Chapter 6 | Yustika Mala

12 2 0
                                    


Suara dentingan peralatan dapur terdengar bak di medan perang, terlihat Asma yang tengah sibuk beradu dengan adonan kuenya. Anura, sang adik bungsu hanya melihat kakaknya itu dengan tertawa melihat dapur yang berubah seperti kapal pecah.

"Gila lo? Sekalinya masuk dapur bikin dapur berantakan doang?" Tanya Anura tergelak, tak tahan melihat wajah kakaknya yang sudah seperti anak yang ada di film sadako.

"Astaghfirullah, itu mulutnya!" Tegur sang ibu yang mendengar bahasa anak bungsunya.

Asma yang merasa diledek hanya mendelik tajam pada sang adik.

"Diem lo! Sana ke luar!" Seru Asma, yang kesal karena melihat wajah sang adik yang terlihat bahagia menertawakannya.

Anura yang sama jahilnya dengan sang kakak, pergi dengan terus meledekinya. Ibu yang melihat itu, hanya menggelengkan kepala dan membantu membereskan dapur karena ulah anak ketiganya.

Asma sangat ingin membuat kue setelah melihat postingan salah satu temannya. Yustika Mala namanya, atau sering dipanggil Mala. Gadis berwajah manis dan ayu itu sangat pintar membuat kue, Mala juga pernah memberi Asma kue kacang buatannya dan Asma sangat menyukainya. 

Mala adalah salah satu teman karib Asma ketika SMA, sama halnya seperti Fatria dan Ilya. Mala, Fatria, dan Asma adalah teman sekelas intensi pertemuan mereka juga cukup sering. Berbeda dengan Ilya, mereka berada di kelas yang berbeda. Asma dan Ilya bersama hanya di saat jam istirahat, pulang, dan saat ekskul. 

Berbeda dengan Asma yang aktif dalam ekstrakurikuler, Mala tidak aktif dalam kegiatan sekolah, kesehariannya hanya sekolah, pulang, dan rumah. Asma yang mendengarnya sedikit kesal dan jenuh sendiri. Menurutnya, Mala itu memiliki potensi dalam bidang seni. Ia memiliki suara yang indah, Mala juga pernah mengikuti lomba sinden ketika di sekolah dasar.

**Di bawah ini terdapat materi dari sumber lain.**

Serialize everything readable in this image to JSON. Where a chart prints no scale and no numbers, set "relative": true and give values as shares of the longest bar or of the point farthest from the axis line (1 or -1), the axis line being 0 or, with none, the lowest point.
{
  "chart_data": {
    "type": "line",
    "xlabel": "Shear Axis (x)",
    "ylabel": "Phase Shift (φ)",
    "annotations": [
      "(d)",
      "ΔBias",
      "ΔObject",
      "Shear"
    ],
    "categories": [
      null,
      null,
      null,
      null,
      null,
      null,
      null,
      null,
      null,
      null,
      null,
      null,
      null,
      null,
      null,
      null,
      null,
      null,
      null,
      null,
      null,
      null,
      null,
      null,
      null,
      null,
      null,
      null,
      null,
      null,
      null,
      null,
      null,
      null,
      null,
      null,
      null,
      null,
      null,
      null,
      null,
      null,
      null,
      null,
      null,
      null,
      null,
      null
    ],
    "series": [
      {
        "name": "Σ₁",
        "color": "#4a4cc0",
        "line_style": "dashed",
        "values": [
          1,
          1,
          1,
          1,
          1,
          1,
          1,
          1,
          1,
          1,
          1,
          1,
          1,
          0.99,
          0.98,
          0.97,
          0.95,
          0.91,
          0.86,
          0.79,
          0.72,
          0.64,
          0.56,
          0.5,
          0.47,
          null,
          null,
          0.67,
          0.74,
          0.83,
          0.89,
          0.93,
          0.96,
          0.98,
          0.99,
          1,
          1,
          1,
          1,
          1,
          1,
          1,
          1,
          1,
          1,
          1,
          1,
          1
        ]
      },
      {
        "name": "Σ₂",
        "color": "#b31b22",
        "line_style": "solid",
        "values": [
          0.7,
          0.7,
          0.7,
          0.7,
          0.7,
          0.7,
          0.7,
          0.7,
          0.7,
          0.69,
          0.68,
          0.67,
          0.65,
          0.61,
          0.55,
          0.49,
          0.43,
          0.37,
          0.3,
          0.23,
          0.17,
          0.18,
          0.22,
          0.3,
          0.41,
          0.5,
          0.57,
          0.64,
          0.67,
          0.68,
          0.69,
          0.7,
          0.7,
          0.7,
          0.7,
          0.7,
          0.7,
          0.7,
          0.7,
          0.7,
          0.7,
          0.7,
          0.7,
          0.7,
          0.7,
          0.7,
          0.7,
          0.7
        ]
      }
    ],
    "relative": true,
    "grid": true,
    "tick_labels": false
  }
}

"Kenapa gak mau ikutan ekskul? Kamu bisa ngambil seni vokal, Mal" tanya Asma di suatu waktu, di jam istirahat.

"Pacar aku gak kasih aku ijin buat ikutan ekskul, As" jawab Mala, yang seketika membuat Asma membeo.

"Pacar?"

"Iya, dia bilang kalau aku ikutan ekskul, nanti aku jadi sibuk dan lupa sama dia" jawab Mala, yang lagi-lagi membuat Asma membeo.

"Hah? Emang dia siap? Bapak kamu juga bukan, kenapa banyak ngatur?" Tanya Asma, yang tak habis fikir dengan akal orang yang dibutakan cinta.

Sedangkan Mala hanya terdiam seakan sudah siap untuk mendengar petuah dari sang nyai.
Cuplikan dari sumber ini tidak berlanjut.